Hermida, initially through a foreign exchange business he later closed, began laundering money for Montesinos with an initial transfer in 2006 of $93,000 and then made around 256 subsequent transactions that varied between $5000 and $100,000 each.

Hermida, whose wife is also under arrest, is being charged with laundering the gains from illicit drug trafficking.

During President Alberto Fujimori’s administration, Montesinos gained control of drug trafficking operations throughout Peru, charging fees to cocaine producers and traffickers who were then able to continue operating. Because of his key position in the Fujimori government and his relationship with the CIA, the U.S. granted entry to Miami of Aero Continente, an airline built on proceeds from cocaine traffic.  The airline, now defunct, was owned by Fernando Zevallos, listed later by the U.S. government as a drug kingpin.  In 2005, a Peruvian court convicted Zevallos of drug trafficking and sentenced him to 20 years in prison. Charges of contract killing could not be fully proven.

The judge seeing the case in Montevideo, Nestor Valetti, said investigations will continue because the final destination of the money has yet to be determined.

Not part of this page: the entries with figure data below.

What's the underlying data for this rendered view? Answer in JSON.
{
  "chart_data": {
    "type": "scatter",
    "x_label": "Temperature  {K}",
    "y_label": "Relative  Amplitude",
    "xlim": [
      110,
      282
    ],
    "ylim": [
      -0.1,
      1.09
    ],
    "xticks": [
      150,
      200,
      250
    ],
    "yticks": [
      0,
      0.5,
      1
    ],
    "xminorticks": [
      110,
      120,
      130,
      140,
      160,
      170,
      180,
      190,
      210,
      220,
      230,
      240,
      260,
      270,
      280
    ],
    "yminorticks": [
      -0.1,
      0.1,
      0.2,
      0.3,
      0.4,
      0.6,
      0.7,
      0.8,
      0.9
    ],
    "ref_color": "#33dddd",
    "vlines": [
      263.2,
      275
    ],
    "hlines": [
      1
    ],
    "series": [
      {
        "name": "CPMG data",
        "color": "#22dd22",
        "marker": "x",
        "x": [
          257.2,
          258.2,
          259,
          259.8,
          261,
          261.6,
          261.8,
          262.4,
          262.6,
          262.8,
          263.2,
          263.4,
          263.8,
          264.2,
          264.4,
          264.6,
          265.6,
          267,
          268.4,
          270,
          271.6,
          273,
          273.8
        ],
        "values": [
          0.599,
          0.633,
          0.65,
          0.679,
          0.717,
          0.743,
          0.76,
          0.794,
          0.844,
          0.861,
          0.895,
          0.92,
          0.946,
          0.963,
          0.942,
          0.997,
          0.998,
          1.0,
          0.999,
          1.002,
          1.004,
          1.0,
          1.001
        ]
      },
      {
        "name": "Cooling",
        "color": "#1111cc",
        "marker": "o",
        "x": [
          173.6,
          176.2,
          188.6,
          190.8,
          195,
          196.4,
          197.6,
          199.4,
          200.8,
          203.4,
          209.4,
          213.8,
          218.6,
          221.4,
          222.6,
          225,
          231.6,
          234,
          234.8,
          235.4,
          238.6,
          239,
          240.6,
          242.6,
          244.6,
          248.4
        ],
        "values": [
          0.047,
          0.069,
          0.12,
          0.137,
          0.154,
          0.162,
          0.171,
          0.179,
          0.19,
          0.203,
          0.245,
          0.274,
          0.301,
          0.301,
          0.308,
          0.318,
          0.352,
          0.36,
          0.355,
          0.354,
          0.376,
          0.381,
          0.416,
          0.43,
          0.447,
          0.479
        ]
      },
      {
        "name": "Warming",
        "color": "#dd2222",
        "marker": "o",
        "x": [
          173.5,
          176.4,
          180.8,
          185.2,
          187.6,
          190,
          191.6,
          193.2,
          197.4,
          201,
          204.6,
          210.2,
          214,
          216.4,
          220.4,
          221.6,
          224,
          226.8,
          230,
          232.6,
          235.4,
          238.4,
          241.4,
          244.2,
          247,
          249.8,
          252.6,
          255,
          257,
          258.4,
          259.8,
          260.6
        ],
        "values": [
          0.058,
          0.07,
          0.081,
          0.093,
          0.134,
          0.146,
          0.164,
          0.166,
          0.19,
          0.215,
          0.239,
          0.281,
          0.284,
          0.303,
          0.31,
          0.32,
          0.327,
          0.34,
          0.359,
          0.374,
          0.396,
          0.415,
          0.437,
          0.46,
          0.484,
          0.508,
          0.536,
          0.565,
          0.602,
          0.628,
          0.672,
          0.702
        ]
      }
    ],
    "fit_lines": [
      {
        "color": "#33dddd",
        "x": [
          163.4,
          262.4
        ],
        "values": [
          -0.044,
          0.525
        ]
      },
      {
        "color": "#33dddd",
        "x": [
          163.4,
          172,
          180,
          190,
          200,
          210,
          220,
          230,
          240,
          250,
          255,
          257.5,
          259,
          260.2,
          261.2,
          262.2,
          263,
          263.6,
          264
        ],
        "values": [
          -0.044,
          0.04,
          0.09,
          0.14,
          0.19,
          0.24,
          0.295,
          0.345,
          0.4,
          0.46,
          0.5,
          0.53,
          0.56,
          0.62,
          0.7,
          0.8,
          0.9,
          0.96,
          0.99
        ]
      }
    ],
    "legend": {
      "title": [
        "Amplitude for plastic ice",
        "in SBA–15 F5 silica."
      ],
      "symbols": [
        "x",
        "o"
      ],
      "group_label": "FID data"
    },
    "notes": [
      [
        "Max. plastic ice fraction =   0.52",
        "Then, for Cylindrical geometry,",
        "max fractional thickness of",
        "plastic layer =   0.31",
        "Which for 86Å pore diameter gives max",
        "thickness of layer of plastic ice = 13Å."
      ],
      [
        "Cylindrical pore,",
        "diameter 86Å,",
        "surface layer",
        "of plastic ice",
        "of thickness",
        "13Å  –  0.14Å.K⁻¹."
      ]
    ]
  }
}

The news broke over the weekend, just after Vladimiro Montesinos had appeared in court to refuse to testify against former President Alberto Fujimori, on trial for using military funds without authorization in order to bribe tabloid newspaper owners to toe an editorial line dictated by Fujimori with Montesinos.

Analysts have occasionally questioned whether Montesinos still wields influence, considering that he wielded the national intelligence service for 10 years and the Fujimori government allegedly bribed or blackmailed hundreds of people in positions of influence.  These questions came to the fore late last year in a scandal of police protection for Oscar Lopez Meneses, with links to top military brass and to the current and previous governments, and at one time a fairly close aide to Montesinos.